Weather forecasters rely on computer data, satellite images and their own observations to accurately forecast the weather. They’ve also got their own language for explaining it. Read on to learn how to understand a weather forecast.
Fun Facts about Understanding the Weather Forecast for Kids
- A high pressure system occurs when dry, cool air spirals in a clockwise direction, bringing mild weather and sunny, blue skies.
- A low pressure system is moist, warm air swirling in a counter-clockwise direction. Low pressure systems usually mean stormy, wet weather.
- Relative humidity refers to how much moisture is in the air compared with how much moisture the air can hold. The more humid it is, the warmer you feel in hot weather and the colder you feel in winter weather.
- A front is when two air masses of different temperatures meet. When cold and warm air masses meet, you can usually expect turbulent, stormy weather.
- A cold front happens when cold air and bad weather moves into an area. On a weather map, a blue line with teeth show which direction the cold front is moving. A warm front occurs when warm air moves into an area. A red line with half circles indicates a warm front.

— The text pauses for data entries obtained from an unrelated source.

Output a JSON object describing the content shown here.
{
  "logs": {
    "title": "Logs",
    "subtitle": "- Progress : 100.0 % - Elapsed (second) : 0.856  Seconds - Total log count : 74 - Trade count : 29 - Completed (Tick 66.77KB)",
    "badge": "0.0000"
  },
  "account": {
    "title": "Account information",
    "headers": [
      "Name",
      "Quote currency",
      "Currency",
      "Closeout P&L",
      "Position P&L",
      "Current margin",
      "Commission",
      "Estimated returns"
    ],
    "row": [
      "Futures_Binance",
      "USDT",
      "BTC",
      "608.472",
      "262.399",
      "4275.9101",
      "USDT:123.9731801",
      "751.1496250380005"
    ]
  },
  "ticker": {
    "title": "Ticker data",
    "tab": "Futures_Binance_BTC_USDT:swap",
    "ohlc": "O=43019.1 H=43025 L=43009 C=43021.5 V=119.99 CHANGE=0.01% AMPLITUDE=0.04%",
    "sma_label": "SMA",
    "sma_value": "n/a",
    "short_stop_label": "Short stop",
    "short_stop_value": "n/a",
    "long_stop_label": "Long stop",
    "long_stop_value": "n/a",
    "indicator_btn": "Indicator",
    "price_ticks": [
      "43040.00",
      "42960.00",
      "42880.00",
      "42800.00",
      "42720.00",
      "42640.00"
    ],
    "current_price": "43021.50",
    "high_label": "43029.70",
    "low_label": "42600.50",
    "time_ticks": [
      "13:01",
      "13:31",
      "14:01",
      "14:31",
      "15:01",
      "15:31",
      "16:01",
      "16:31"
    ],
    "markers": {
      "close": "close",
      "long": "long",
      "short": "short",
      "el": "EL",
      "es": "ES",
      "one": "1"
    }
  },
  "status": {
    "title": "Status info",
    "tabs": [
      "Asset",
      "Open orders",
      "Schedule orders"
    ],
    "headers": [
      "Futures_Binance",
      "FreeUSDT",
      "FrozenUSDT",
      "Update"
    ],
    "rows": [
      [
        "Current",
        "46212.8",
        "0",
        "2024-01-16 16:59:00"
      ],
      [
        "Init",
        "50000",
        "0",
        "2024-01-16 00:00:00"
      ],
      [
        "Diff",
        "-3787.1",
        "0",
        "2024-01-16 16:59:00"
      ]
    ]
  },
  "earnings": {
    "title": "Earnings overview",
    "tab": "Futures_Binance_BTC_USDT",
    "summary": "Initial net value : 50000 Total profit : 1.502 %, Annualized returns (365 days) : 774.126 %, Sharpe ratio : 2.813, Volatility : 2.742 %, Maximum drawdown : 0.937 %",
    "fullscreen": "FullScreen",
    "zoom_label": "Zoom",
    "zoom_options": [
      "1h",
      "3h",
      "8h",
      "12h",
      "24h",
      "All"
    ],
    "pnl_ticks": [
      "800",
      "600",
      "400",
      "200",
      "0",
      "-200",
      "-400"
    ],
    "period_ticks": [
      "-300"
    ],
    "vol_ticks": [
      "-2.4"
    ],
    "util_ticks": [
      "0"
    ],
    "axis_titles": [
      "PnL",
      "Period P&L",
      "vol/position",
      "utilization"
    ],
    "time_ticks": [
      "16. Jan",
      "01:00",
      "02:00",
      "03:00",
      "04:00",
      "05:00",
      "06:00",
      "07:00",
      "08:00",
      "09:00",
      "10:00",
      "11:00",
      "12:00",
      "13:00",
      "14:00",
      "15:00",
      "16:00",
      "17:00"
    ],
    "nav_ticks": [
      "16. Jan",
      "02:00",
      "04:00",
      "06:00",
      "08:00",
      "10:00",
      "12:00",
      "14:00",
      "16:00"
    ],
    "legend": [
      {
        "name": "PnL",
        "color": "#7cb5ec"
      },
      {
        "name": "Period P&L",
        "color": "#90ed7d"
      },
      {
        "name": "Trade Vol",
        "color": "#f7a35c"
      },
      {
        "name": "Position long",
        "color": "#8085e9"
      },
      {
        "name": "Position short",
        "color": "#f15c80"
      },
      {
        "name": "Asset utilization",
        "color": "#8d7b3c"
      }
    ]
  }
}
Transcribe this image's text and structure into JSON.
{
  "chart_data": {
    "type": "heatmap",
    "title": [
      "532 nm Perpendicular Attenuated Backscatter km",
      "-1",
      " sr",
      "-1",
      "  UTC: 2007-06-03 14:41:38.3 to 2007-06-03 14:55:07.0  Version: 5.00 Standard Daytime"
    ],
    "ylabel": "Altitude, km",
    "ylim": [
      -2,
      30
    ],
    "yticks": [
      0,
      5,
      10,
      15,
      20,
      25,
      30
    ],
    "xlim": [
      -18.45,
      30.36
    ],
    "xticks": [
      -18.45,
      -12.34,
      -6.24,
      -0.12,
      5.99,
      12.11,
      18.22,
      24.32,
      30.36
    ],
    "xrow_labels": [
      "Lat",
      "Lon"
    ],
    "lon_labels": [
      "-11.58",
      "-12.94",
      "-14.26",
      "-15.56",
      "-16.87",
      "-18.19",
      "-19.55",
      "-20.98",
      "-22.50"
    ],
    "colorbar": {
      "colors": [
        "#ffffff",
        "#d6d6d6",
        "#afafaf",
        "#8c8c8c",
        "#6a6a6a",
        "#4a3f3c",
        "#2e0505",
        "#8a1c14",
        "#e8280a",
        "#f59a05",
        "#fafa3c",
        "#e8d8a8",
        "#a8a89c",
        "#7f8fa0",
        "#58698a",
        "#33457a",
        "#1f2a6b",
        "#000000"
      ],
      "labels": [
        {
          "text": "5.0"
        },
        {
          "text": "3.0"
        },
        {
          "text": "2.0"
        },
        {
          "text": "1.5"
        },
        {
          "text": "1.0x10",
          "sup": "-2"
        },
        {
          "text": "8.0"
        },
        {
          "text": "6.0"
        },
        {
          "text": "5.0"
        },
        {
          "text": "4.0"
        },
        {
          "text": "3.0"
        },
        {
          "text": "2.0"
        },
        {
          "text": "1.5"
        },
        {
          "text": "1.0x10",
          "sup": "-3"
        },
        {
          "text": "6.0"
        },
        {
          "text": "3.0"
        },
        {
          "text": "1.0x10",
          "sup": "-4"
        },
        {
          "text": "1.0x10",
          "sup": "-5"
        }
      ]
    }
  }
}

Weather Forecasting Vocabulary
- Forecaster: a weather reporter
- Data: information and statistics
- Observation: learning that occurs through watching and studying something
- Moist: wet
- Turbulent: rough
Learn More About Understanding the Weather Forecast
Watch this video about weather forecasting:
A video about how to predict the weather.
Weather Forecasting Q&A
Question: How did people forecast the weather before weather reporters?
Answer: Old-timers relied on their own observations to tell the weather. Oftentimes, they were right. You can predict the weather simply by paying attention to the environment. For example, a red sky at sundown usually means fair weather. A red sky at sunrise often means rain. A ring around the moon also means rain is coming, while a clear moon in the fall and winter means cold weather. High clouds mean good weather; low clouds mean storms.